Quant aux biens du roi, dont la restitution avait été d’abord décrétée, la chose fut remise en délibération dans le sénat, qui, cédant à son ressentiment, refusa de les rendre, et refusa même de les réunir au domaine public. On en abandonna le pillage au peuple, afin qu’ayant une fois porté la main sur les dépouilles royales, il perdît pour toujours l’espoir de faire la paix avec les rois. Les champs des Tarquins, situés entre la ville et le Tibre, furent consacrés au dieu Mars, et ce fut depuis le Champ de Mars. Il s’y trouvait alors du blé prêt à être moissonné, et comme on se faisait un scrupule religieux de consommer la récolte de ce champ, on envoya une grande quantité de citoyens, qui coupèrent les épis avec la paille, et les ayant déposés dans des corbeilles, les jetèrent tout à la fois dans le Tibre, dont les eaux étaient basses, comme elles le sont toujours dans les grandes chaleurs. On prétend que ce blé s’arrêta par monceaux sur les bas-fonds du fleuve, en se couvrant de limon ; et que peu à peu, tout ce que le Tibre emportait dans son cours s’étant accumulé sur ce point, il s’y forma enfin une île. J’imagine que dans la suite on y rapporta des terres, et que la main des hommes contribua à rendre ce terrain assez élevé et assez solide pour porter des temples et des portiques.
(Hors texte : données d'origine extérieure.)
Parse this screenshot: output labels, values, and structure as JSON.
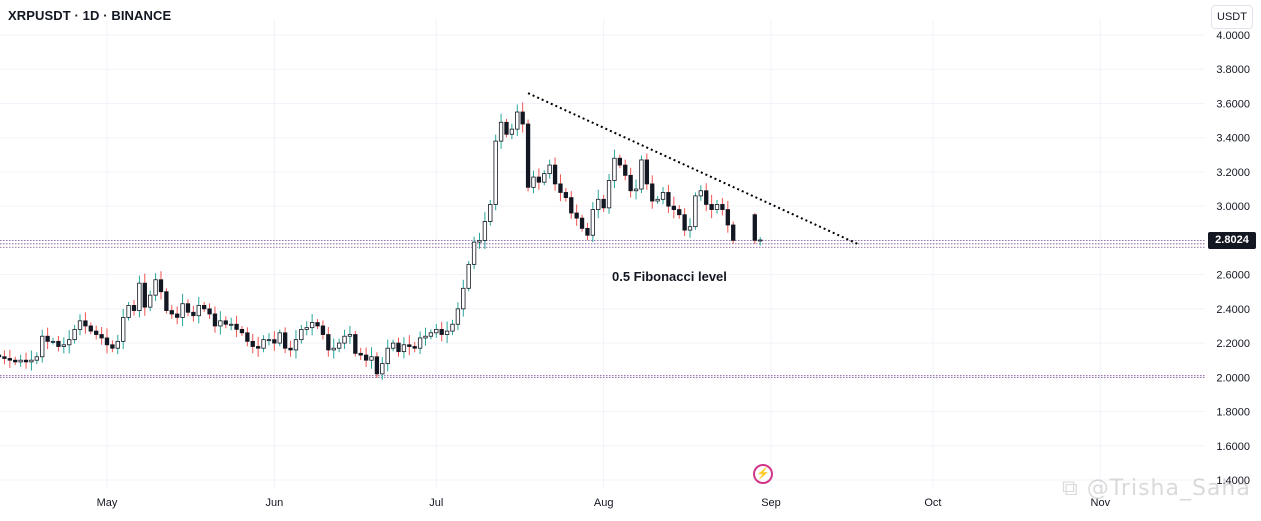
{
  "header": {
    "symbol_title": "XRPUSDT · 1D · BINANCE",
    "currency": "USDT"
  },
  "annotation": "0.5 Fibonacci level",
  "watermark": "@Trisha_Saha",
  "last_price_label": "2.8024",
  "colors": {
    "up": "#26a69a",
    "down": "#ef5350",
    "candle_body": "#131722",
    "level_line": "#7b4a8f",
    "trendline": "#000000"
  },
  "icons": [
    "lightning-bolt-icon",
    "watermark-logo-icon"
  ],
  "chart_data": {
    "type": "candlestick",
    "title": "",
    "xlabel": "",
    "ylabel": "",
    "ylim": [
      1.4,
      4.0
    ],
    "y_ticks": [
      "1.4000",
      "1.6000",
      "1.8000",
      "2.0000",
      "2.2000",
      "2.4000",
      "2.6000",
      "2.8000",
      "3.0000",
      "3.2000",
      "3.4000",
      "3.6000",
      "3.8000",
      "4.0000"
    ],
    "x_ticks": [
      {
        "label": "May",
        "date": "2025-05-01"
      },
      {
        "label": "Jun",
        "date": "2025-06-01"
      },
      {
        "label": "Jul",
        "date": "2025-07-01"
      },
      {
        "label": "Aug",
        "date": "2025-08-01"
      },
      {
        "label": "Sep",
        "date": "2025-09-01"
      },
      {
        "label": "Oct",
        "date": "2025-10-01"
      },
      {
        "label": "Nov",
        "date": "2025-11-01"
      }
    ],
    "start_date": "2025-04-07",
    "horizontal_levels": [
      2.0,
      2.01,
      2.8,
      2.78,
      2.76
    ],
    "trendline": {
      "from": {
        "date": "2025-07-18",
        "price": 3.66
      },
      "to": {
        "date": "2025-09-17",
        "price": 2.78
      }
    },
    "last_price": 2.8024,
    "closes": [
      1.96,
      2.14,
      2.17,
      2.13,
      2.12,
      2.11,
      2.1,
      2.09,
      2.1,
      2.09,
      2.1,
      2.12,
      2.24,
      2.21,
      2.21,
      2.18,
      2.19,
      2.22,
      2.28,
      2.33,
      2.3,
      2.27,
      2.25,
      2.23,
      2.19,
      2.17,
      2.21,
      2.35,
      2.42,
      2.39,
      2.55,
      2.41,
      2.48,
      2.57,
      2.5,
      2.39,
      2.37,
      2.35,
      2.43,
      2.38,
      2.36,
      2.42,
      2.4,
      2.37,
      2.3,
      2.33,
      2.31,
      2.31,
      2.28,
      2.26,
      2.21,
      2.18,
      2.17,
      2.22,
      2.22,
      2.2,
      2.26,
      2.17,
      2.16,
      2.22,
      2.28,
      2.29,
      2.32,
      2.3,
      2.25,
      2.16,
      2.17,
      2.2,
      2.24,
      2.25,
      2.14,
      2.13,
      2.1,
      2.12,
      2.02,
      2.08,
      2.17,
      2.2,
      2.15,
      2.19,
      2.18,
      2.17,
      2.23,
      2.24,
      2.26,
      2.28,
      2.25,
      2.27,
      2.31,
      2.4,
      2.52,
      2.66,
      2.79,
      2.8,
      2.91,
      3.01,
      3.38,
      3.49,
      3.42,
      3.45,
      3.55,
      3.48,
      3.11,
      3.17,
      3.14,
      3.19,
      3.24,
      3.13,
      3.08,
      3.05,
      2.96,
      2.93,
      2.87,
      2.83,
      2.98,
      3.04,
      2.99,
      3.15,
      3.28,
      3.24,
      3.18,
      3.09,
      3.1,
      3.27,
      3.13,
      3.03,
      3.04,
      3.08,
      3.0,
      2.98,
      2.95,
      2.86,
      2.88,
      3.06,
      3.09,
      3.01,
      2.98,
      3.01,
      2.98,
      2.89,
      2.8
    ],
    "ohlc": [
      {
        "date": "2025-08-29",
        "open": 2.95,
        "high": 2.96,
        "low": 2.78,
        "close": 2.8
      },
      {
        "date": "2025-08-30",
        "open": 2.8,
        "high": 2.82,
        "low": 2.77,
        "close": 2.8024
      }
    ]
  }
}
Après le pillage des biens de la famille royale, on condamna les traîtres au supplice ; et ce supplice fut d’autant plus remarquable que le consulat imposa à un père l’obligation de faire donner la mort à ses propres enfants, et que le sort choisit précisément pour assister à l’exécution celui qui aurait dû être éloigné d’un pareil spectacle. On voyait attachés au poteau des jeunes gens de la plus haute noblesse ; mais les regards se détournaient de tous les autres, comme s’ils eussent été des êtres inconnus, pour se fixer uniquement sur les fils du consul ; et l’on déplorait peut-être moins leur supplice que le crime qui l’avait mérité. Comment concevoir que ces jeunes gens aient pu, dans cette même année, former le dessein de trahir la patrie à peine délivrée, leur père, son libérateur, le consulat qui a pris naissance dans leur famille, le sénat, le peuple, tous les dieux et tous les citoyens de Rome, pour les livrer à un scélérat qui, jadis tyran orgueilleux, ose maintenant les menacer du lieu de son exil ? Les consuls viennent s’asseoir sur leurs chaises curules, et ordonnent aux licteurs de commencer l’exécution. Aussitôt ceux-ci dépouillent les coupables de leurs vêtements, les frappent de verges, et leur tranchent la tête. Pendant tout ce temps, les regards des spectateurs étaient fixés sur le père ; on observait le mouvement de ses traits, l’expression de son visage, et l’on put voir percer les sentiments paternels au milieu de l’accomplissement de la vengeance publique. Après la punition des coupables, les Romains voulant, par un autre exemple, également remarquable, éloigner de semblables crimes, accordèrent pour récompense au dénonciateur une somme d’argent prélevée sur le trésor, et de plus la liberté et les droits de citoyen. » Tite-Live, Histoire romaine (trad. Désiré Nisard), Livre II, chap. III-V. Paris, Firmin Didot frères, 1868.